As a professional home inspector ( consultant ) you are paid by a home buyer to assist them in determining if the property they made an offer on is worth buying.
This has to be completely unbiased, with the inspector having no interest in the transaction other than that of the client.
The possibility that the company performing a 300.00 service could generate thousands of dollars in additional income is an ethical conflict of interest and could potentially harm the consumer.
The number one reason the state regulates any profession is TO PROTECT THE CONSUMER.

Mr. Meeker,

As a full certified member of NACHI, you have agreed to be bound by the Code of Ethics. See the following:

"The InterNACHI member shall not perform or offer to perform, for an additional fee, any repairs or repair-associated services to structure on which the member or member’s company has prepared a home inspection report, for a period of 12 months. This provision shall not include services to components and/or systems which are not included in the InterNACHI standards of practice. "

I think that the above section is clear with respect to repair work by inspectors.

Steve Taylor
Taylor Inspection Services, Inc.
Atlantic Beach Florida 32233
904-206-0370
www.taylorinspectionservices.com

Hi there, as others have said it has always been an ethical issue not only for the trade associations but also for many if not all HI licensed states who have recognised the potential conflict and have seen fit to legislate against it for the benefit of the home buying public.

Regards

Gerry

Gerry, I’m on my way back to Tallahassee tonight. Will you be around?

[quote=“staylor7, post:34, topic:46065”]

Mr. Meeker,

As a full certified member of NACHI, you have agreed to be bound by the Code of Ethics. See the following:

"The InterNACHI member shall not perform or offer to perform, for an additional fee, any repairs or repair-associated services to structure on which the member or member’s company has prepared a home inspection report, for a period of 12 months. This provision shall not include services to components and/or systems which are not included in the InterNACHI standards of practice. "

I think that the above section is clear with respect to repair work by inspectors.

Steve,

I am aware of the code of ethics I just do not agree with them and hope things stay the way the state is trying to by calling for no work untill after closing.
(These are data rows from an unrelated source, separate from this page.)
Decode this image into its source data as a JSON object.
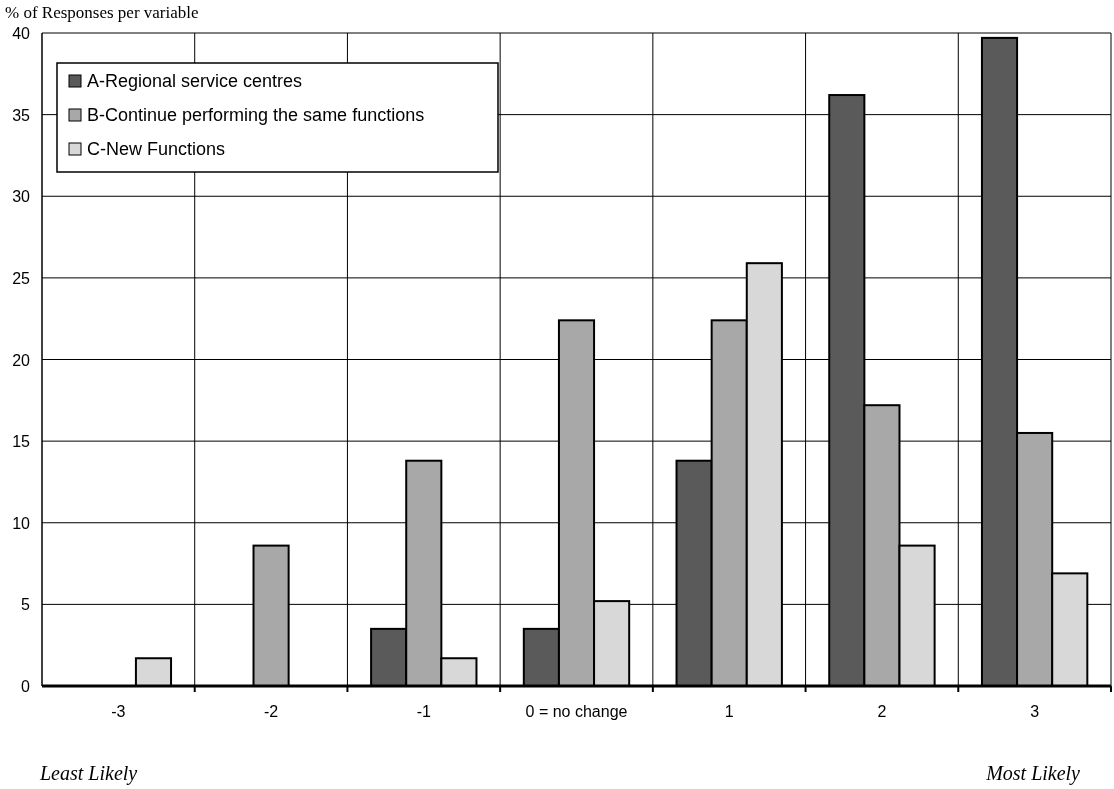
{
  "chart_data": {
    "type": "bar",
    "ylabel": "% of Responses per variable",
    "categories": [
      "-3",
      "-2",
      "-1",
      "0 = no change",
      "1",
      "2",
      "3"
    ],
    "series": [
      {
        "name": "A-Regional service centres",
        "color": "#5a5a5a",
        "values": [
          0,
          0,
          3.5,
          3.5,
          13.8,
          36.2,
          39.7
        ]
      },
      {
        "name": "B-Continue performing the same functions",
        "color": "#a8a8a8",
        "values": [
          0,
          8.6,
          13.8,
          22.4,
          22.4,
          17.2,
          15.5
        ]
      },
      {
        "name": "C-New Functions",
        "color": "#d8d8d8",
        "values": [
          1.7,
          0,
          1.7,
          5.2,
          25.9,
          8.6,
          6.9
        ]
      }
    ],
    "ylim": [
      0,
      40
    ],
    "yticks": [
      0,
      5,
      10,
      15,
      20,
      25,
      30,
      35,
      40
    ],
    "grid": true,
    "legend": "top left",
    "annotations": [
      "Least Likely",
      "Most Likely"
    ]
  }
}
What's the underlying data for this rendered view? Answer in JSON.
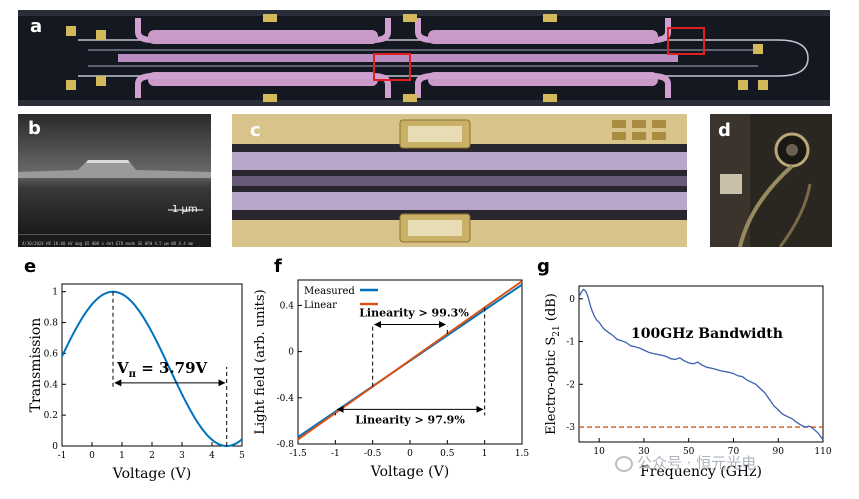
{
  "figure": {
    "panel_labels": [
      "a",
      "b",
      "c",
      "d",
      "e",
      "f",
      "g"
    ],
    "sem_scale_bar": "1 μm",
    "sem_info_bar": "4/30/2024  HV 10.00 kV  mag 65 000 x  det ETD  mode SE  HFW 4.5 μm  WD 4.4 mm",
    "watermark": "公众号 · 恒元光电"
  },
  "chart_data": [
    {
      "panel": "e",
      "type": "line",
      "xlabel": "Voltage (V)",
      "ylabel": "Transmission",
      "xlim": [
        -1,
        5
      ],
      "ylim": [
        0,
        1.05
      ],
      "xticks": [
        -1,
        0,
        1,
        2,
        3,
        4,
        5
      ],
      "yticks": [
        0,
        0.2,
        0.4,
        0.6,
        0.8,
        1
      ],
      "ytick_labels": [
        "0",
        "0.2",
        "0.4",
        "0.6",
        "0.8",
        "1"
      ],
      "grid": false,
      "peak_x": 0.7,
      "null_x": 4.49,
      "color": "#0072bd",
      "annotation": {
        "text_main": "V",
        "text_sub": "π",
        "text_rest": " = 3.79V",
        "from_x": 0.7,
        "to_x": 4.49,
        "y": 0.5
      }
    },
    {
      "panel": "f",
      "type": "line",
      "xlabel": "Voltage (V)",
      "ylabel": "Light field (arb. units)",
      "xlim": [
        -1.5,
        1.5
      ],
      "ylim": [
        -0.8,
        0.62
      ],
      "xticks": [
        -1.5,
        -1,
        -0.5,
        0,
        0.5,
        1,
        1.5
      ],
      "yticks": [
        -0.8,
        -0.4,
        0,
        0.4
      ],
      "grid": false,
      "legend": "top-left",
      "series": [
        {
          "name": "Measured",
          "color": "#0072bd",
          "x": [
            -1.5,
            1.5
          ],
          "y": [
            -0.74,
            0.58
          ]
        },
        {
          "name": "Linear",
          "color": "#d95319",
          "x": [
            -1.5,
            1.5
          ],
          "y": [
            -0.76,
            0.61
          ]
        }
      ],
      "annotations": [
        {
          "text": "Linearity > 99.3%",
          "from_x": -0.5,
          "to_x": 0.5,
          "y": 0.2
        },
        {
          "text": "Linearity > 97.9%",
          "from_x": -1,
          "to_x": 1,
          "y": -0.5
        }
      ]
    },
    {
      "panel": "g",
      "type": "line",
      "title": "100GHz Bandwidth",
      "xlabel": "Frequency (GHz)",
      "ylabel_main": "Electro-optic S",
      "ylabel_sub": "21",
      "ylabel_tail": " (dB)",
      "xlim": [
        1,
        110
      ],
      "ylim": [
        -3.35,
        0.3
      ],
      "xticks": [
        10,
        30,
        50,
        70,
        90,
        110
      ],
      "yticks": [
        0,
        -1,
        -2,
        -3
      ],
      "ytick_labels": [
        "0",
        "-1",
        "-2",
        "-3"
      ],
      "grid": false,
      "color": "#3d5fae",
      "threshold": {
        "y": -3,
        "color": "#d95319"
      },
      "x": [
        1,
        2,
        3,
        4,
        5,
        6,
        7,
        8,
        9,
        10,
        12,
        14,
        16,
        18,
        20,
        22,
        24,
        26,
        28,
        30,
        32,
        34,
        36,
        38,
        40,
        42,
        44,
        46,
        48,
        50,
        52,
        54,
        56,
        58,
        60,
        62,
        64,
        66,
        68,
        70,
        72,
        74,
        76,
        78,
        80,
        82,
        84,
        86,
        88,
        90,
        92,
        94,
        96,
        98,
        100,
        102,
        104,
        106,
        108,
        110
      ],
      "y": [
        0.05,
        0.15,
        0.22,
        0.18,
        0.05,
        -0.15,
        -0.3,
        -0.42,
        -0.5,
        -0.55,
        -0.7,
        -0.78,
        -0.85,
        -0.95,
        -0.98,
        -1.02,
        -1.1,
        -1.12,
        -1.15,
        -1.2,
        -1.25,
        -1.28,
        -1.3,
        -1.32,
        -1.35,
        -1.4,
        -1.42,
        -1.38,
        -1.45,
        -1.5,
        -1.52,
        -1.48,
        -1.55,
        -1.6,
        -1.62,
        -1.65,
        -1.68,
        -1.7,
        -1.72,
        -1.75,
        -1.8,
        -1.82,
        -1.9,
        -1.95,
        -2.0,
        -2.1,
        -2.2,
        -2.35,
        -2.5,
        -2.6,
        -2.7,
        -2.75,
        -2.8,
        -2.88,
        -2.95,
        -3.0,
        -2.98,
        -3.05,
        -3.15,
        -3.3
      ]
    }
  ]
}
I am aware as a member of Internachi I will not be able to do anything that is against the code of ethics but I do want my opinion heard.

Nick,
How will they be verifing how many inspections we have done and will any type of home inspection count? “4 point, wind mitigation, citizens roof condition, etc…”

Hi Nick, around Tampa yes, around Tallahassee no. I’m generaly not considered “PC” enough for that town :wink:

Regards

Gerry

Can i inspect something after i’ve done the work as opposed to doing the work after i’ve inspected?

Gerry, I’ll call you from Tallahassee tomorrow. I should be on the ground through Friday afternoon.